Causal-StoNet: Causal Inference for High-Dimensional Complex Data

Yaxin Fang,Faming Liang
2024-03-28
Abstract:With the advancement of data science, the collection of increasingly complex datasets has become commonplace. In such datasets, the data dimension can be extremely high, and the underlying data generation process can be unknown and highly nonlinear. As a result, the task of making causal inference with high-dimensional complex data has become a fundamental problem in many disciplines, such as medicine, econometrics, and social science. However, the existing methods for causal inference are frequently developed under the assumption that the data dimension is low or that the underlying data generation process is linear or approximately linear. To address these challenges, this paper proposes a novel causal inference approach for dealing with high-dimensional complex data. The proposed approach is based on deep learning techniques, including sparse deep learning theory and stochastic neural networks, that have been developed in recent literature. By using these techniques, the proposed approach can address both the high dimensionality and unknown data generation process in a coherent way. Furthermore, the proposed approach can also be used when missing values are present in the datasets. Extensive numerical studies indicate that the proposed approach outperforms existing ones.
Machine Learning
What problem does this paper attempt to address?
The main problem that this paper attempts to solve is the causal inference problem in high - dimensional complex data. Specifically, with the progress of data science, the collected data sets become more and more complex, with extremely high data dimensions and the generation process may be unknown and highly nonlinear.
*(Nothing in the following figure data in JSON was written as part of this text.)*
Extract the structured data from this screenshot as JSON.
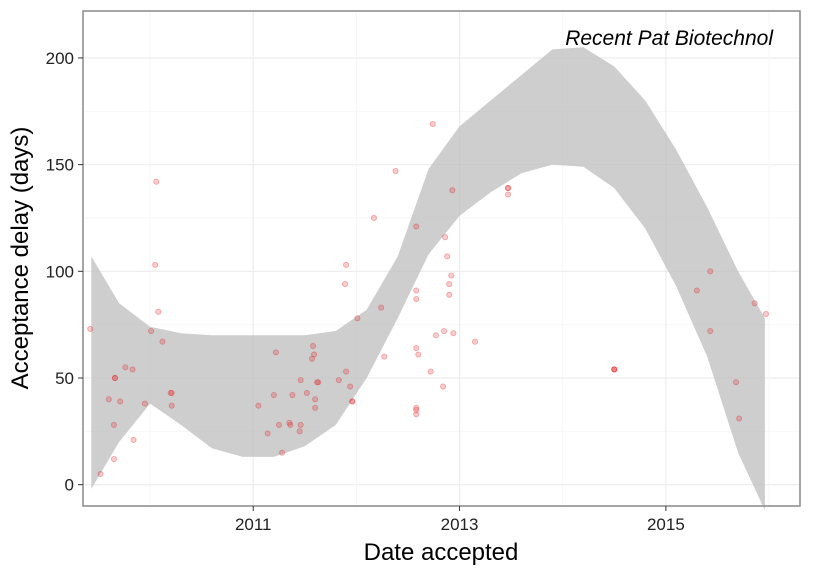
{
  "colors": {
    "points": "#e41a1c",
    "ribbon": "#bdbdbd",
    "grid": "#ebebeb",
    "panel_border": "#888888"
  },
  "chart_data": {
    "type": "scatter",
    "annotation": "Recent Pat Biotechnol",
    "xlabel": "Date accepted",
    "ylabel": "Acceptance delay (days)",
    "xlim": [
      2009.35,
      2016.3
    ],
    "ylim": [
      -10,
      222
    ],
    "x_ticks": [
      2011,
      2013,
      2015
    ],
    "y_ticks": [
      0,
      50,
      100,
      150,
      200
    ],
    "grid": true,
    "points": [
      {
        "x": 2009.42,
        "y": 73
      },
      {
        "x": 2009.52,
        "y": 5
      },
      {
        "x": 2009.6,
        "y": 40
      },
      {
        "x": 2009.65,
        "y": 12
      },
      {
        "x": 2009.65,
        "y": 28
      },
      {
        "x": 2009.66,
        "y": 50
      },
      {
        "x": 2009.66,
        "y": 50
      },
      {
        "x": 2009.71,
        "y": 39
      },
      {
        "x": 2009.76,
        "y": 55
      },
      {
        "x": 2009.83,
        "y": 54
      },
      {
        "x": 2009.84,
        "y": 21
      },
      {
        "x": 2009.95,
        "y": 38
      },
      {
        "x": 2010.01,
        "y": 72
      },
      {
        "x": 2010.05,
        "y": 103
      },
      {
        "x": 2010.06,
        "y": 142
      },
      {
        "x": 2010.08,
        "y": 81
      },
      {
        "x": 2010.12,
        "y": 67
      },
      {
        "x": 2010.2,
        "y": 43
      },
      {
        "x": 2010.21,
        "y": 43
      },
      {
        "x": 2010.21,
        "y": 37
      },
      {
        "x": 2011.05,
        "y": 37
      },
      {
        "x": 2011.14,
        "y": 24
      },
      {
        "x": 2011.2,
        "y": 42
      },
      {
        "x": 2011.22,
        "y": 62
      },
      {
        "x": 2011.25,
        "y": 28
      },
      {
        "x": 2011.28,
        "y": 15
      },
      {
        "x": 2011.35,
        "y": 29
      },
      {
        "x": 2011.36,
        "y": 28
      },
      {
        "x": 2011.38,
        "y": 42
      },
      {
        "x": 2011.45,
        "y": 25
      },
      {
        "x": 2011.46,
        "y": 28
      },
      {
        "x": 2011.46,
        "y": 49
      },
      {
        "x": 2011.52,
        "y": 43
      },
      {
        "x": 2011.57,
        "y": 59
      },
      {
        "x": 2011.58,
        "y": 65
      },
      {
        "x": 2011.59,
        "y": 61
      },
      {
        "x": 2011.6,
        "y": 40
      },
      {
        "x": 2011.6,
        "y": 36
      },
      {
        "x": 2011.62,
        "y": 48
      },
      {
        "x": 2011.63,
        "y": 48
      },
      {
        "x": 2011.83,
        "y": 49
      },
      {
        "x": 2011.89,
        "y": 94
      },
      {
        "x": 2011.9,
        "y": 103
      },
      {
        "x": 2011.9,
        "y": 53
      },
      {
        "x": 2011.94,
        "y": 46
      },
      {
        "x": 2011.96,
        "y": 39
      },
      {
        "x": 2011.96,
        "y": 39
      },
      {
        "x": 2012.01,
        "y": 78
      },
      {
        "x": 2012.17,
        "y": 125
      },
      {
        "x": 2012.24,
        "y": 83
      },
      {
        "x": 2012.27,
        "y": 60
      },
      {
        "x": 2012.38,
        "y": 147
      },
      {
        "x": 2012.58,
        "y": 36
      },
      {
        "x": 2012.58,
        "y": 33
      },
      {
        "x": 2012.58,
        "y": 35
      },
      {
        "x": 2012.58,
        "y": 121
      },
      {
        "x": 2012.58,
        "y": 91
      },
      {
        "x": 2012.58,
        "y": 87
      },
      {
        "x": 2012.58,
        "y": 64
      },
      {
        "x": 2012.6,
        "y": 61
      },
      {
        "x": 2012.72,
        "y": 53
      },
      {
        "x": 2012.74,
        "y": 169
      },
      {
        "x": 2012.77,
        "y": 70
      },
      {
        "x": 2012.84,
        "y": 46
      },
      {
        "x": 2012.85,
        "y": 72
      },
      {
        "x": 2012.86,
        "y": 116
      },
      {
        "x": 2012.88,
        "y": 107
      },
      {
        "x": 2012.9,
        "y": 89
      },
      {
        "x": 2012.9,
        "y": 94
      },
      {
        "x": 2012.92,
        "y": 98
      },
      {
        "x": 2012.93,
        "y": 138
      },
      {
        "x": 2012.94,
        "y": 71
      },
      {
        "x": 2013.15,
        "y": 67
      },
      {
        "x": 2013.47,
        "y": 139
      },
      {
        "x": 2013.47,
        "y": 139
      },
      {
        "x": 2013.47,
        "y": 136
      },
      {
        "x": 2014.5,
        "y": 54
      },
      {
        "x": 2014.5,
        "y": 54
      },
      {
        "x": 2014.5,
        "y": 54
      },
      {
        "x": 2015.3,
        "y": 91
      },
      {
        "x": 2015.43,
        "y": 100
      },
      {
        "x": 2015.43,
        "y": 72
      },
      {
        "x": 2015.68,
        "y": 48
      },
      {
        "x": 2015.71,
        "y": 31
      },
      {
        "x": 2015.86,
        "y": 85
      },
      {
        "x": 2015.97,
        "y": 80
      }
    ],
    "smooth_band": {
      "x": [
        2009.43,
        2009.7,
        2010.0,
        2010.3,
        2010.6,
        2010.9,
        2011.2,
        2011.5,
        2011.8,
        2012.1,
        2012.4,
        2012.7,
        2013.0,
        2013.3,
        2013.6,
        2013.9,
        2014.2,
        2014.5,
        2014.8,
        2015.1,
        2015.4,
        2015.7,
        2015.96
      ],
      "lower": [
        -2,
        20,
        38,
        28,
        17,
        13,
        13,
        18,
        28,
        50,
        78,
        108,
        126,
        137,
        146,
        150,
        149,
        139,
        120,
        93,
        60,
        15,
        -12
      ],
      "upper": [
        107,
        85,
        74,
        71,
        70,
        70,
        70,
        70,
        72,
        82,
        107,
        148,
        168,
        180,
        192,
        204,
        205,
        196,
        180,
        157,
        130,
        100,
        78
      ]
    }
  }
}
This has made causal inference on high - dimensional complex data a fundamental problem in many disciplines such as medicine, econometrics, and social sciences. However, existing causal inference methods usually assume that the data dimension is low or the data generation process is linear or approximately linear, and these assumptions often do not hold when dealing with modern high - dimensional complex data. To meet these challenges, this paper proposes a new causal inference method based on deep learning technology - Causal - StoNet (Causal Stochastic Neural Network). This method combines sparse deep learning theory and stochastic neural network technology, and can handle the problems of high - dimensionality and unknown data generation processes simultaneously, and can also be effectively applied when there are missing values in the data set. Through extensive numerical studies, the results show that this method is superior to existing methods. The main contributions of Causal - StoNet are: 1. **Natural forward modeling framework**: By replacing the hidden neurons in a hidden layer with visible treatment variables, Causal - StoNet provides a natural forward modeling framework, which is suitable for complex generation processes. 2. **Universal approximation ability**: It is proved that Causal - StoNet has the same universal approximation ability as deep neural networks, and can approximate the outcome function and the propensity score function. 3. **Consistent sparse learning**: By imposing appropriate sparse penalties / priors on the structure of Causal - StoNet, variables related to the outcome and propensity score can be identified even in high - dimensional covariate settings, so as to correctly estimate the outcome and propensity score. In conclusion, Causal - StoNet successfully solves the problems of high - dimensional covariates, unknown function forms, and missing data in an overall manner, and provides a robust and reliable method for causal inference in high - dimensional complex data.